La densité de population élevée ne permet pas d'atteindre un bon niveau de vie par l'agriculture seule. Pour un pays tellement grand, le secteur des services basé sur l'exportation ou le tourisme ne peut pas jouer un rôle significatif. Le PIB par habitant en parité de pouvoir d'achat ne dépasserait donc probablement pas USD 1000.- par an, correspondant à un pays africain relativement pauvre.

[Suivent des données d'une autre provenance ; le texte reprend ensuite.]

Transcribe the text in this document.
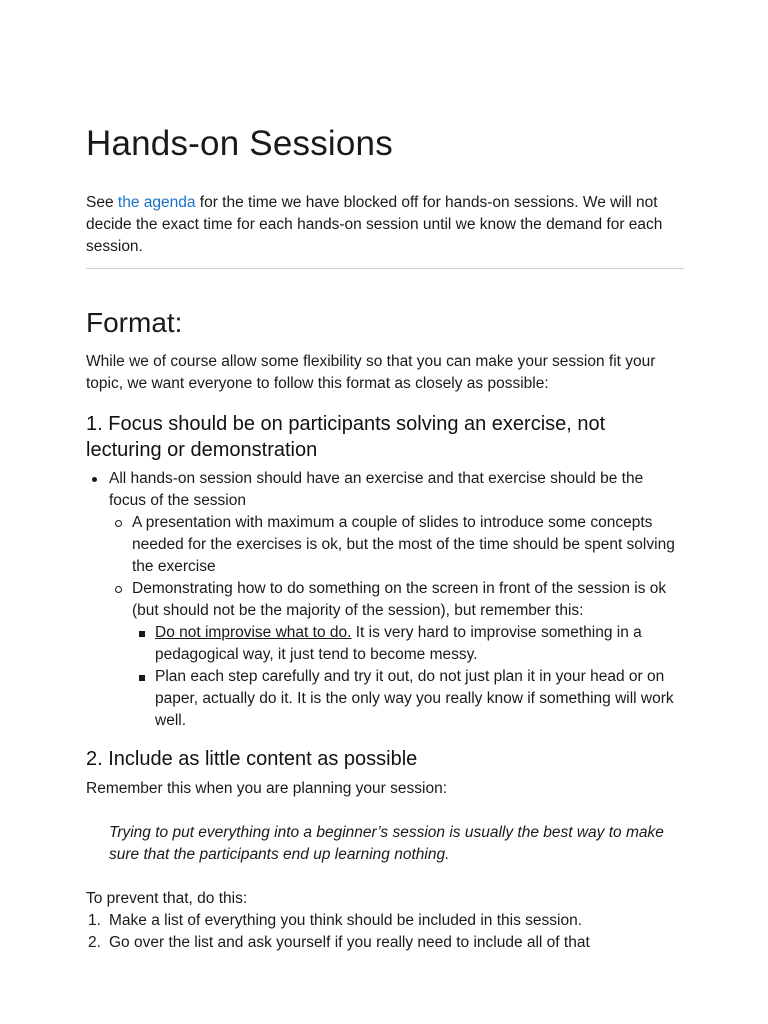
Hands-on Sessions

See the agenda for the time we have blocked off for hands-on sessions. We will not decide the exact time for each hands-on session until we know the demand for each session.

Format:

While we of course allow some flexibility so that you can make your session fit your topic, we want everyone to follow this format as closely as possible:

1. Focus should be on participants solving an exercise, not lecturing or demonstration

All hands-on session should have an exercise and that exercise should be the focus of the session

A presentation with maximum a couple of slides to introduce some concepts needed for the exercises is ok, but the most of the time should be spent solving the exercise

Demonstrating how to do something on the screen in front of the session is ok (but should not be the majority of the session), but remember this:

Do not improvise what to do. It is very hard to improvise something in a pedagogical way, it just tend to become messy.

Plan each step carefully and try it out, do not just plan it in your head or on paper, actually do it. It is the only way you really know if something will work well.

2. Include as little content as possible

Remember this when you are planning your session:

Trying to put everything into a beginner’s session is usually the best way to make sure that the participants end up learning nothing.

To prevent that, do this:

1. Make a list of everything you think should be included in this session.

2. Go over the list and ask yourself if you really need to include all of that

Avec un tel niveau de vie, même dans le cas idéal où le gouvernement ferait des efforts optimaux pour améliorer l'accès aux soins médicaux, la mortalité infantile serait de 43‰ au lieu des 16.6‰ actuels (pour la méthodologie sur laquelle se base se chiffre, voir notre article Le droit à la santé - comment demander des comptes aux gouvernements du monde?). En conséquence, 380'000 bébés de plus mourraient chaque année, comparé à la situation actuelle. A cela s'ajouteraient encore bien plus d'enfants, d'adolescents et d'adultes qui mourraient à cause de la misère dont l'agriculture ne leur permettrait pas de sortir.
Avant l'industrialisation à grande échelle qui a commencé avec Mao Zedong en 1949, l'espérance de vie était de 36 ans; à l'heure actuelle, elle est de 73 ans. Comparez ceci avec les 2-4 mois de vie que la pollution de l'air ambiant coûte en moyenne à chaque Chinois, et vous comprendrez pourquoi ils ont choisi l'industrialisation.
Cependant, à fur et à mesure que le niveau de vie augmente, le confort quotidien et l'environnement prennent de plus en plus d'importance aux yeux de la population. Les mouvements écologiques ont connu un bel essor en Chine ces dernières années, et le régime communiste a bien compris qu'il devait montrer des résultats dans ce domaine. Il est donc probable que dans les villes chinoises, le ciel redeviendra de plus en plus bleu. Selon plusieurs sources, cette évolution a d'ailleurs déjà bien commencé, surtout dans la capitale Pékin.